Akiva Goldsman turned Jean-Luc Picard into an android for no reason
By Chad Porto
Akiva Goldsman turned Jean-Luc Picard into a robot for no good reason.
At the end of the first season of Picard, we saw the titular Jean-Luc Picard die, and his conciseness downloaded into an android body, that the show refers to as a “synthetic”. He’s a robot, make no mistake about it. If that bothers you, congratulations, now you know how most of the fans felt.
Had this been done for some other reason than some metaphysical malarky on resurrection; it would have been fine. Well, finer than it was. Recast the role, make Picard more of a combat threat, make him immortal, something, anything. Instead, they make him a robot that will die of natural causes eventually.
That’s it, that’s the whole thing. A robot who will die. Cool idea.
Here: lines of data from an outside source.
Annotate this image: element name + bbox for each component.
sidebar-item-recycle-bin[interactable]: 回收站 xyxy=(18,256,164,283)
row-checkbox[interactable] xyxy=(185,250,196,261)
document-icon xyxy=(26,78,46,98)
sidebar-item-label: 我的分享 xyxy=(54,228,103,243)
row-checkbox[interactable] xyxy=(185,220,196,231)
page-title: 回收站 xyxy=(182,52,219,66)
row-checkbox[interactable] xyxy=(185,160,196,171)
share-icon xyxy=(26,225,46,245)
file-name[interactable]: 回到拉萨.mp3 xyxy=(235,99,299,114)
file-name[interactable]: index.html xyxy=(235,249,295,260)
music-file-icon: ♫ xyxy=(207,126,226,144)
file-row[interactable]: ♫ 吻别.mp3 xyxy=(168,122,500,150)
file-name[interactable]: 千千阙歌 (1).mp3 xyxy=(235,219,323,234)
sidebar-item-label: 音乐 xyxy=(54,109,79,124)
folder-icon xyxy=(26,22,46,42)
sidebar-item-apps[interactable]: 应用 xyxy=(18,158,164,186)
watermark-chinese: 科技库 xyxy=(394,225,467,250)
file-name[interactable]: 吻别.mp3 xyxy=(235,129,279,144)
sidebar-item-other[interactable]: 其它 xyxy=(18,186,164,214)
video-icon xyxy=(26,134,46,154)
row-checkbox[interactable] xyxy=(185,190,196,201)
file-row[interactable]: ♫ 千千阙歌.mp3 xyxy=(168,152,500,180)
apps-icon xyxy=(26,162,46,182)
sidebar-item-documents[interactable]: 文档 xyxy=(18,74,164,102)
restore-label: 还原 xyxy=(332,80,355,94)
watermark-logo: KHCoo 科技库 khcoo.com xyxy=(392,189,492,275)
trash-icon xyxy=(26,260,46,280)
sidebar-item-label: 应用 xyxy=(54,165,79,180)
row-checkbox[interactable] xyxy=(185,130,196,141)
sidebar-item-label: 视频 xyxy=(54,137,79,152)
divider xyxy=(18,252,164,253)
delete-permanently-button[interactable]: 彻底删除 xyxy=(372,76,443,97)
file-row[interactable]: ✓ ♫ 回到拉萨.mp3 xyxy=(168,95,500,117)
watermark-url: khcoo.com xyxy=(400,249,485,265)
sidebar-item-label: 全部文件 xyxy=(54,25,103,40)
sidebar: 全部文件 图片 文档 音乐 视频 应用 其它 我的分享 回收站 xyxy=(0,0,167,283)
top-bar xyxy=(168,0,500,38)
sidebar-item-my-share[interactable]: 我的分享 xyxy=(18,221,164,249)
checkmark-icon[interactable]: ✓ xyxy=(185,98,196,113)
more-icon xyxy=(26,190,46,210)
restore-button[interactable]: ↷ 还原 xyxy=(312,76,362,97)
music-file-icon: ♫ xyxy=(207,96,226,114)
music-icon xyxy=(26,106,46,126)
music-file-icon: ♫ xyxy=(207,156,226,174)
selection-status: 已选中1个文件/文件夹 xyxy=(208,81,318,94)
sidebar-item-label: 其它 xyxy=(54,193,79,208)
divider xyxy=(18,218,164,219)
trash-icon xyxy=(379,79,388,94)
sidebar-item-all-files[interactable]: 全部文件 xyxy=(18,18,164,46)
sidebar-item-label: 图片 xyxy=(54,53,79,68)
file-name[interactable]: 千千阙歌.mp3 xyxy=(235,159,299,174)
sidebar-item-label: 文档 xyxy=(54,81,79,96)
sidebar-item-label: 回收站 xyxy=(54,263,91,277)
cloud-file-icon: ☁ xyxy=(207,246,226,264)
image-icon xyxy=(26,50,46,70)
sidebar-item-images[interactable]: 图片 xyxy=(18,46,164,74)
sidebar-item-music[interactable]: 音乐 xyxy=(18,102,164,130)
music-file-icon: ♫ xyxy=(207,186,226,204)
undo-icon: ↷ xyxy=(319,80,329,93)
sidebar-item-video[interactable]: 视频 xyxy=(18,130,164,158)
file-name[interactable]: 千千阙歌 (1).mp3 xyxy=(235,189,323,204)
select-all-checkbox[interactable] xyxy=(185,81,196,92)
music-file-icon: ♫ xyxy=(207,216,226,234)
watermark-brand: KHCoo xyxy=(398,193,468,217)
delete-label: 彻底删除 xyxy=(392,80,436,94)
During a press junket for Picard’s second season, series producer Akiva Goldsman was asked about turning Picard into a robot, and he flat out says that there’s nothing of note about his robotic status in season two.
"Did you always have in the back of your mind when you were mapping out this second season that Picard is an android? It’s interesting, even in the sort of the turning of him to synthetic at the end of season one, we were pretty clear about saying there’s nothing enhanced here. That fundamentally you are who you were; it’s just that you won’t die of this particular genetic misfortune that you carry with you. And we really do play it that way. There are no super-secret neato-cool things that happen to Picard, or that Picard is capable of doing, that are in any way really tied to his new body. We did it to sort of make a resurrection arc, but… we’re not pressing forward with the idea of the hybridization of Picard and synthetic."
What was the point of giving Jean-Luc Picard a robot body if there’s nothing to it?
The point of him getting a new body was that he needed something to save him from a fatal brain disease. So instead of finding a cure, because it’s the 24th century and Tribbles can save anyone apparently, the answer isn’t medicine but “ROBOT BODY”.
So Goldsman gave the show a wild idea and then just went “meh, we’re not going to use it beyond season one”. There’s no point apparently. If there is, and he’s not telling us about it, why lie? Why not just be vague and say something like “it comes up in an interesting way?”
Because he’s not lying about it, and there’s no point to his robot body beyond season one.
And people wonder why so many fans hate this show?